Wasserstoff-Auto in Le Mans 2024 Red Bull hilft beim Chassis-Bau

In Le Mans sollen schon 2024 Prototypen mit einem Wasserstoff-Elektroantrieb fahren. Das Projekt nimmt bereits konkrete Formen an. Red Bull und Oreca entwickeln das Chassis. Um eine Kostenexplosion zu vermeiden, sind Teile des Antriebsstrangs für alle gleich.

Das neue Projekt startete 2018. Der ACO, Ausrichter der 24 Stunden von Le Mans, hat es sich zum Ziel gesetzt, dass 2024 Wasserstoff-Autos in einer eigenen Klasse am berühmten Langstreckenrennen teilnehmen. Man will damit eine neue Technologie ins Schaufenster stellen und ihr zum Durchbruch verhelfen. Eine Technologie, die lange Wegstrecken und schnelles Auftanken bei Boxenstopps ermöglicht.

Überstürzen will man nichts. Der ACO und seine Partner geben dem Projekt die nötige Zeit, um sich harmonisch zu entfalten. Schließlich sollen die Wasserstoff-Rennwagen über die 24 Stunden kommen, und dabei eine gute Figur neben den Rennern mit Verbrennungsmotoren und Hybrid-Antrieben abgeben.

Stärken zusammenwerfen

Für seine "Mission H24" – ein Wortspiel rund um die 24 Stunden und Wasserstoff – hat der ACO bekannte Namen an Bord geholt. Red Bull Advanced Technologies und der französische Konstrukteur Oreca werfen ihr Knowhow zusammen, um das Chassis zu bauen.
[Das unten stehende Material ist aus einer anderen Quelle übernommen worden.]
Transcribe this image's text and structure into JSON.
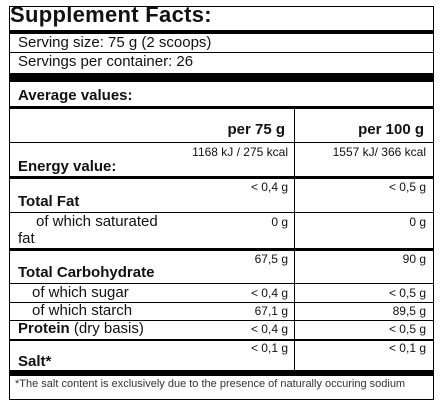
{
  "title": "Supplement Facts:",
  "serving_size": "Serving size: 75 g (2 scoops)",
  "servings_per_container": "Servings per container: 26",
  "average_values": "Average values:",
  "columns": {
    "col1": "per 75 g",
    "col2": "per 100 g"
  },
  "energy": {
    "label": "Energy value:",
    "col1": "1168 kJ / 275 kcal",
    "col2": "1557 kJ/ 366 kcal"
  },
  "total_fat": {
    "label": "Total Fat",
    "col1": "< 0,4 g",
    "col2": "< 0,5 g"
  },
  "saturated_fat": {
    "label_line1": "of which saturated",
    "label_line2": "fat",
    "col1": "0 g",
    "col2": "0 g"
  },
  "total_carbohydrate": {
    "label": "Total Carbohydrate",
    "col1": "67,5 g",
    "col2": "90 g"
  },
  "sugar": {
    "label": "of which sugar",
    "col1": "< 0,4 g",
    "col2": "< 0,5 g"
  },
  "starch": {
    "label": "of which starch",
    "col1": "67,1 g",
    "col2": "89,5 g"
  },
  "protein": {
    "label_bold": "Protein",
    "label_normal": " (dry basis)",
    "col1": "< 0,4 g",
    "col2": "< 0,5 g"
  },
  "salt": {
    "label": "Salt*",
    "col1": "< 0,1 g",
    "col2": "< 0,1 g"
  },
  "footnote": "*The salt content is exclusively due to the presence of naturally occuring sodium"
}
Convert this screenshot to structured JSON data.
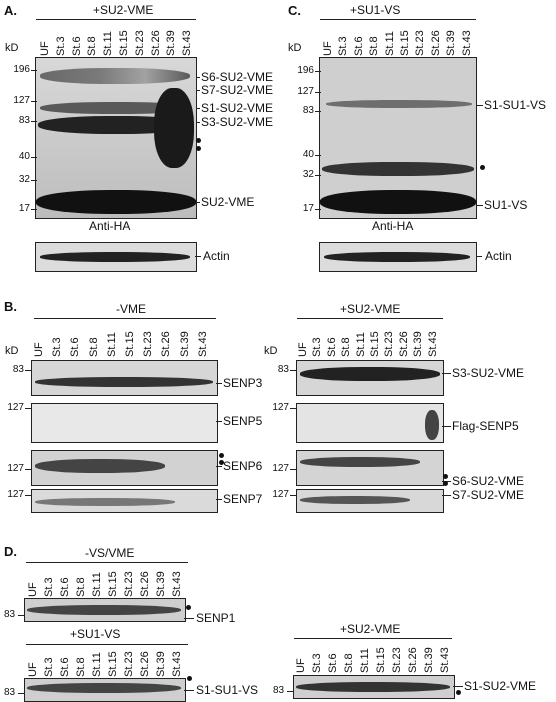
{
  "panelA": {
    "letter": "A.",
    "header": "+SU2-VME",
    "kd": "kD",
    "lanes": [
      "UF",
      "St.3",
      "St.6",
      "St.8",
      "St.11",
      "St.15",
      "St.23",
      "St.26",
      "St.39",
      "St.43"
    ],
    "mw": [
      "196",
      "127",
      "83",
      "40",
      "32",
      "17"
    ],
    "labels": [
      "S6-SU2-VME",
      "S7-SU2-VME",
      "S1-SU2-VME",
      "S3-SU2-VME",
      "SU2-VME"
    ],
    "antibody": "Anti-HA",
    "loading": "Actin"
  },
  "panelC": {
    "letter": "C.",
    "header": "+SU1-VS",
    "kd": "kD",
    "lanes": [
      "UF",
      "St.3",
      "St.6",
      "St.8",
      "St.11",
      "St.15",
      "St.23",
      "St.26",
      "St.39",
      "St.43"
    ],
    "mw": [
      "196",
      "127",
      "83",
      "40",
      "32",
      "17"
    ],
    "labels": [
      "S1-SU1-VS",
      "SU1-VS"
    ],
    "antibody": "Anti-HA",
    "loading": "Actin"
  },
  "panelB": {
    "letter": "B.",
    "left": {
      "header": "-VME",
      "kd": "kD",
      "lanes": [
        "UF",
        "St.3",
        "St.6",
        "St.8",
        "St.11",
        "St.15",
        "St.23",
        "St.26",
        "St.39",
        "St.43"
      ],
      "mw": [
        "83",
        "127",
        "127",
        "127"
      ],
      "labels": [
        "SENP3",
        "SENP5",
        "SENP6",
        "SENP7"
      ]
    },
    "right": {
      "header": "+SU2-VME",
      "kd": "kD",
      "lanes": [
        "UF",
        "St.3",
        "St.6",
        "St.8",
        "St.11",
        "St.15",
        "St.23",
        "St.26",
        "St.39",
        "St.43"
      ],
      "mw": [
        "83",
        "127",
        "127",
        "127"
      ],
      "labels": [
        "S3-SU2-VME",
        "Flag-SENP5",
        "S6-SU2-VME",
        "S7-SU2-VME"
      ]
    }
  },
  "panelD": {
    "letter": "D.",
    "top": {
      "header": "-VS/VME",
      "lanes": [
        "UF",
        "St.3",
        "St.6",
        "St.8",
        "St.11",
        "St.15",
        "St.23",
        "St.26",
        "St.39",
        "St.43"
      ],
      "mw": "83",
      "label": "SENP1"
    },
    "bottomLeft": {
      "header": "+SU1-VS",
      "lanes": [
        "UF",
        "St.3",
        "St.6",
        "St.8",
        "St.11",
        "St.15",
        "St.23",
        "St.26",
        "St.39",
        "St.43"
      ],
      "mw": "83",
      "label": "S1-SU1-VS"
    },
    "bottomRight": {
      "header": "+SU2-VME",
      "lanes": [
        "UF",
        "St.3",
        "St.6",
        "St.8",
        "St.11",
        "St.15",
        "St.23",
        "St.26",
        "St.39",
        "St.43"
      ],
      "mw": "83",
      "label": "S1-SU2-VME"
    }
  }
}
Zunächst einmal sind die beiden Firmen beauftragt, eine Machbarkeitsstudie zum Fahrzeugkonzept aufzulegen.

Die jeweiligen Stärken sollen zum Tragen kommen. Oreca soll Design und Produktion verantworten und seine langjährige Erfahrung aus dem Langstreckensport in die Waagschale werfen. Red Bull bringt seine Expertise bei Aerodynamik, Fahrzeugdynamik, Simulation und der Optimierung der Energierückgewinnung ein. Dabei greift der Technologiearm des Formel-1-Teams auf die Hightech-Werkzeuge in der Rennfabrik Milton Keynes zurück. Red Bull Advanced Technologies ist auch in anderen Rennserien vertreten. Für IndyCar baut man den Cockpitschutz Aeroscreen.

GreenGT H2 - Wasserstoff-Rennwagen
GreenGT
Das Wasserstoff-Projekt GreenGT wurde schon 2012 gestartet. Ein Auto mit dem "Öko-Antrieb" ist in Le Mans aber immer noch nicht angetreten.

Das neue Projekt könnte eine willkommene Gelegenheit sein, Ingenieure mit neuen Aufgaben zu betrauen. In der Formel 1 greift ab dieser Saison erstmals eine Budgetobergrenze. Top-Teams wie Red Bull sind deshalb gezwungen, ihre Mannschaftsgröße zu verringern. Die Mitarbeiter können in neuen Projekten Unterschlupf finden. Das Knowhow bleibt in der Firma.

Brennstoffzelle von den Herstellern

Red Bull und Oreca werden sich mit den anderen Ausrüstern und Herstellern austauschen, damit in drei Jahren emissionsfreies Fahren im 24-Stunden-Rennbetrieb möglich wird. Plastic Omnium baut für die geplanten Rennwagen die Wasserstofftanks. Die Schweizer Firma GreenGT entwickelt den Wasserstoff-Elektro-Antrieb – einschließlich Batterie, Motor und Kraftübertragung.

Durch den Gleichteile sollen die Kosten im Rahmen gehalten werden. Interessierte Hersteller haben in anderen Bereichen des Antriebsstrangs freie Hand. Brennstoffzelle (Brennstoffzellen-Stapel), Hardware- und Software-Komponenten für die Leistungselektronik, Kompressoren und das Kühlsystem können sie in Eigenregie entwickeln.